The firing from the plateau, as the gunners were caught between the bombing of the aircraft and the automatic weapons of the armoured cars, began to grow wild, and Boumphrey decided to join the fun. The last of the Valentias was thundering down the airfield now, trailing its cloud of brown dust, and he saw it lift off. A solitary gun, temporarily unoccupied, sent a few shells after it and he saw them explode beyond the ditch at the end of the take-off area.
As he lined up to drop his bombs, Darling was bouncing about in his seat with excitement. ‘Left, skipper,’ he was yelling. ‘Left a bit more. Right. Jesus, there they go – I mean, bombs gone, sir!’
As they lifted away, the Oxford as usual touchy on the controls and awkward to handle, they heard a crash beneath them somewhere and saw holes appear in the cabin walls.
‘I suspect we’ve been hit, Darling,’ Boumphrey said calmly.
‘You’re telling me, sir!’ Darling’s voice was high-pitched. ‘Hole back there big enough to put your he
ad through.’
‘The undercarriage light’s come on. I think the undercart’s come down. We’d better try it.’

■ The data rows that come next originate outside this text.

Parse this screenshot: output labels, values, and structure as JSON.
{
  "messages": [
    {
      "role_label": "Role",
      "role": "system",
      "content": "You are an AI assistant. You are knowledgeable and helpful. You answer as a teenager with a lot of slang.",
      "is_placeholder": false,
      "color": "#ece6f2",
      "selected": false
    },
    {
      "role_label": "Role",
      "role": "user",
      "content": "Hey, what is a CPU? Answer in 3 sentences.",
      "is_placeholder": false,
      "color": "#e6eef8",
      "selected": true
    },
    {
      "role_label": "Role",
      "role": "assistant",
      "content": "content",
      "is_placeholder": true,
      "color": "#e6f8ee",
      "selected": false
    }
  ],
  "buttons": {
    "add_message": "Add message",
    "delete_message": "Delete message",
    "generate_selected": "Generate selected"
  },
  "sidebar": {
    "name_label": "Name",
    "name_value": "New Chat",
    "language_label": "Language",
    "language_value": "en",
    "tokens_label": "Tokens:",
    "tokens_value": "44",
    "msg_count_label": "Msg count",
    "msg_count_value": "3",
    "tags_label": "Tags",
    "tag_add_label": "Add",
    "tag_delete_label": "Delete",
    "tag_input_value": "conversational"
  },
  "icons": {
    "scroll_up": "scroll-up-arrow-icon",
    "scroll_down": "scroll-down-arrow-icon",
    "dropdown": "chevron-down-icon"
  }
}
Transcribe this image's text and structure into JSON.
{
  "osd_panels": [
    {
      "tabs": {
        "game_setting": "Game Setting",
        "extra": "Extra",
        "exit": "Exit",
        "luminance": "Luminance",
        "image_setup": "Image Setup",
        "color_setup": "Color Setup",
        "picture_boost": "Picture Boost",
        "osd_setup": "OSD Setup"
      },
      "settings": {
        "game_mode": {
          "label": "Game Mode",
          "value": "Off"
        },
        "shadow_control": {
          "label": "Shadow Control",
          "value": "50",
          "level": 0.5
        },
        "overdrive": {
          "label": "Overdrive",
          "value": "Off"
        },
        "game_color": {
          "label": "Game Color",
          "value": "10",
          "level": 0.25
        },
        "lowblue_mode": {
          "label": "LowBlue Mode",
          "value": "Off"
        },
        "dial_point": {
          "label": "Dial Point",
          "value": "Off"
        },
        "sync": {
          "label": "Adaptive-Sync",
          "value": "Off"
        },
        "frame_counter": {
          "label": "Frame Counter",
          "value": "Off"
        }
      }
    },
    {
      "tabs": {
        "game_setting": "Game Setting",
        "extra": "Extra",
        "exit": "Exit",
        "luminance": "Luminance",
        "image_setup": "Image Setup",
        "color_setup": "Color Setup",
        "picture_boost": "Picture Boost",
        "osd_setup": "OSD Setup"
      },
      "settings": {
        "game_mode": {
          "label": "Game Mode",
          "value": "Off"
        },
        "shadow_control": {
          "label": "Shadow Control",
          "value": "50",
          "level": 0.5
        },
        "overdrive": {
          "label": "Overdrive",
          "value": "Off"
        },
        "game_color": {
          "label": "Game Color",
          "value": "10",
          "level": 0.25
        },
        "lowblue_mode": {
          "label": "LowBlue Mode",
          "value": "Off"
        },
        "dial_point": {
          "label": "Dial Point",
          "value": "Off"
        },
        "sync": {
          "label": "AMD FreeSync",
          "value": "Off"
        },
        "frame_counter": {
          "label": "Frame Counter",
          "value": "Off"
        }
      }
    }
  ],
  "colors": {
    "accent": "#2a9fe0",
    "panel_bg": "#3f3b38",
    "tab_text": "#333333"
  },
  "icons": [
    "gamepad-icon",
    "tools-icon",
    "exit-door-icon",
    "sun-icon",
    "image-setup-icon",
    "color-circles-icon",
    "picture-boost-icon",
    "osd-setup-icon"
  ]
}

They could get no joy from the undercarriage. There was no sound of it moving and Boumphrey began to suspect that only one wheel was down, which was going to make landing a problem. Clearly something had happened beneath the machine because its notorious instability was more marked than ever and Boumphrey realised they were in difficulties. They were swinging round now over the camp and heading for the landing field and he was hoping to God they could get down safely before the tricky Ox-box dropped a wing and went into a spin. They were turning at the end of the field for their run-in when Darling yelled.
‘Sir, sir! We’re on fire!’
‘Where?’ Boumphrey struggled to keep his voice steady.
‘Starboard wing, sir. I think it’s spreading. It’s coming from the starboard engine.’
Boumphrey’s eyes flickered to his right where the Armstrong Siddeley engine was pounding away. The machine was not fitted with fire extinguishers and he was aware that it was necessary to get it down as quickly as possible and get out and run, because of the Oxford’s tendency to burn fast. It was largely built of plywood and was well known for its ability to become a mass of flames.
His thoughts were racing through his mind like mad mice. How did he get a burning Oxford down safely with a damaged undercarriage? As he glanced about him below, he saw the fire engine racing across the ground towards them. Passing overhead, he saw them turn and one of the crew, riding on the running board, was pointing frantically, gesturing wildly at the aircraft. Boumphrey wasn’t certain what they were trying to indicate but he suspected it wasn’t that the engine was on fire, because the fact that he must have seen it should have been obvious to anyone. So he could only assume that his guess was right and only part of the undercarriage had come down.